We found that the décor of the premises did not fully meet the needs of people who had a dementia related condition. We have made a recommendation to ensure that the décor and design of the premises meets the needs of all people who lived at the home.

Staff were able to describe how they would respond to any safeguarding concerns, and were aware of how to contact the local authority safeguarding team.

We observed there were enough staff to meet people’s needs. The atmosphere in the home was calm and unrushed. Staff told us the staffing levels were consistent. There were recruitment procedures in place. However, when we checked these procedures we saw one member of staff had started working in the home before their Disclosure and Barring Service check had been returned.

Medicines were managed in a safe way. There was a system in place to order, receive, store, administer and dispose of medicines.

Staff had received a range of training, we saw this training was monitored and it was up to date. We saw all staff had received training in dementia care. Staff spoke positively about the training opportunities available to them. Staff were not aware however, of some of the key principals of the Mental Capacity Act 2005 (MCA). The manager told us training in MCA was planned for this year. We have made a recommendation to ensure that the service follows the relevant requirements of the MCA.

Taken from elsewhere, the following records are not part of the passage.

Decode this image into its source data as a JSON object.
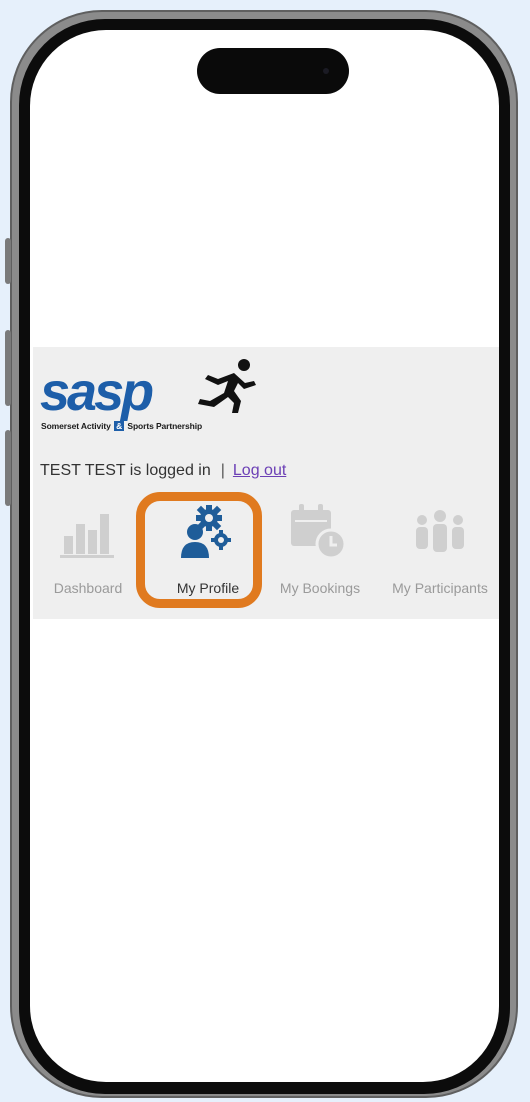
{
  "app": {
    "logo_text": "sasp",
    "logo_tagline_left": "Somerset Activity",
    "logo_tagline_amp": "&",
    "logo_tagline_right": "Sports Partnership"
  },
  "session": {
    "logged_in_text": "TEST TEST is logged in",
    "separator": "|",
    "logout_label": "Log out"
  },
  "nav": {
    "items": [
      {
        "label": "Dashboard",
        "icon": "bar-chart-icon",
        "active": false
      },
      {
        "label": "My Profile",
        "icon": "user-gear-icon",
        "active": true
      },
      {
        "label": "My Bookings",
        "icon": "calendar-clock-icon",
        "active": false
      },
      {
        "label": "My Participants",
        "icon": "group-icon",
        "active": false
      }
    ]
  },
  "colors": {
    "brand_blue": "#1d5ea9",
    "active_icon": "#1f5d99",
    "inactive_icon": "#cfcfcf",
    "highlight": "#e07a1f",
    "link": "#6b3fb5",
    "page_background": "#e6f0fb"
  }
}
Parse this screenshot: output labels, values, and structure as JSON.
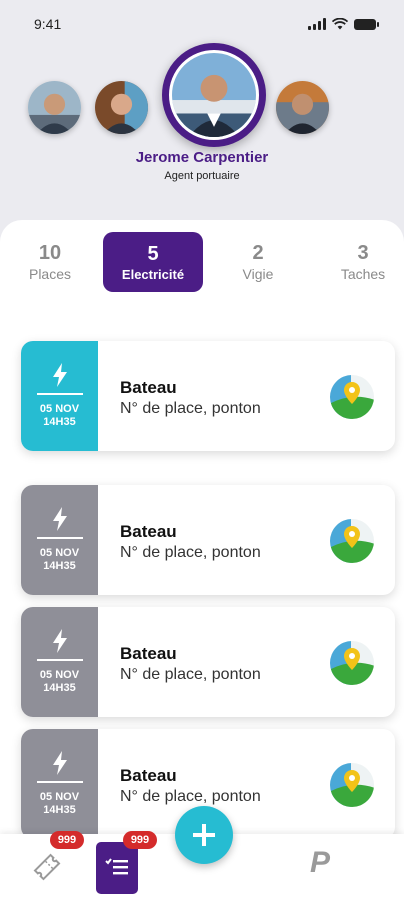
{
  "status": {
    "time": "9:41"
  },
  "profile": {
    "name": "Jerome Carpentier",
    "role": "Agent portuaire"
  },
  "tabs": [
    {
      "count": "10",
      "label": "Places"
    },
    {
      "count": "5",
      "label": "Electricité"
    },
    {
      "count": "2",
      "label": "Vigie"
    },
    {
      "count": "3",
      "label": "Taches"
    }
  ],
  "list": [
    {
      "date_line1": "05 NOV",
      "date_line2": "14H35",
      "title": "Bateau",
      "subtitle": "N° de place, ponton",
      "status_color": "#26bcd2"
    },
    {
      "date_line1": "05 NOV",
      "date_line2": "14H35",
      "title": "Bateau",
      "subtitle": "N° de place, ponton",
      "status_color": "#8f8f98"
    },
    {
      "date_line1": "05 NOV",
      "date_line2": "14H35",
      "title": "Bateau",
      "subtitle": "N° de place, ponton",
      "status_color": "#8f8f98"
    },
    {
      "date_line1": "05 NOV",
      "date_line2": "14H35",
      "title": "Bateau",
      "subtitle": "N° de place, ponton",
      "status_color": "#8f8f98"
    }
  ],
  "nav": {
    "ticket_badge": "999",
    "list_badge": "999",
    "parking_label": "P"
  },
  "colors": {
    "accent": "#4b1d86",
    "highlight": "#26bcd2",
    "inactive": "#8f8f98",
    "badge": "#d42b2b"
  },
  "icons": [
    "lightning-icon",
    "map-pin-icon",
    "ticket-icon",
    "checklist-icon",
    "plus-icon",
    "signal-icon",
    "wifi-icon",
    "battery-icon"
  ]
}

Staff regularly met with their supervisor to discuss their role and the people they supported. In addition to yearly appraisals to discuss their performance and development.

The provider was aware of their responsibility to assess any restrictions placed on people’s freedom through the delivery of safe care. The provider had assessed those who required a Deprivation of Liberty authorisation, and sent applications to the local authority.

People were supported to eat and drink. We saw on the whole people’s weight had increased since they started receiving care from the service. People were given a choice at each meal. The cook was knowledgeable about people’s dietary needs.

People were very positive about the way they were treated by staff. People told us they felt respected and that staff were kind. We saw staff appeared to know people well and the atmosphere in the home seemed warm, with staff and people sharing jokes. Staff told us they enjoyed their role.

People told us their independence was promoted and their privacy was respected. We saw documentation relating to people’s care were kept securely.

We saw staff were responsive to people’s needs. During our visit we saw staff regularly checked with people if they needed any help and support.

Activities were planned throughout the day and we saw groups of people taking part in games with staff. Staff told us they accompanied people on walks around the garden of the home, and that trips out of the home were occasionally planned.

People knew how to make complaints. We looked at the complaints and compliments book. We saw there had been three entries within the last 12 months. Two were positive praising the service, and one was a complaint. We saw the complaint had been investigated and responded to.

Accurate records relating to people’s care and the management of the service had not been maintained. Audits were carried out regularly but these had not highlighted the concerns which we found during our inspection.

People spoke highly of the registered manager and of the changes which she had implemented since she had begun her role. Staff told us leadership within the home was good, and that they were able to contact the manager whenever they needed to.

There were processes in place to gather feedback from people who used the service, relatives and staff members.

We found two breaches of the Health and Social Care Act 2008 (Regulated Activities) Regulations 2010. These related to records and assessing and monitoring the quality of service provision. These correspond with one breach of the new Health and Social Care Act 2008 (Regulated Activities) Regulations 2014. This related to good governance. You can see what action we told the provider to take at the back of the full version of the report.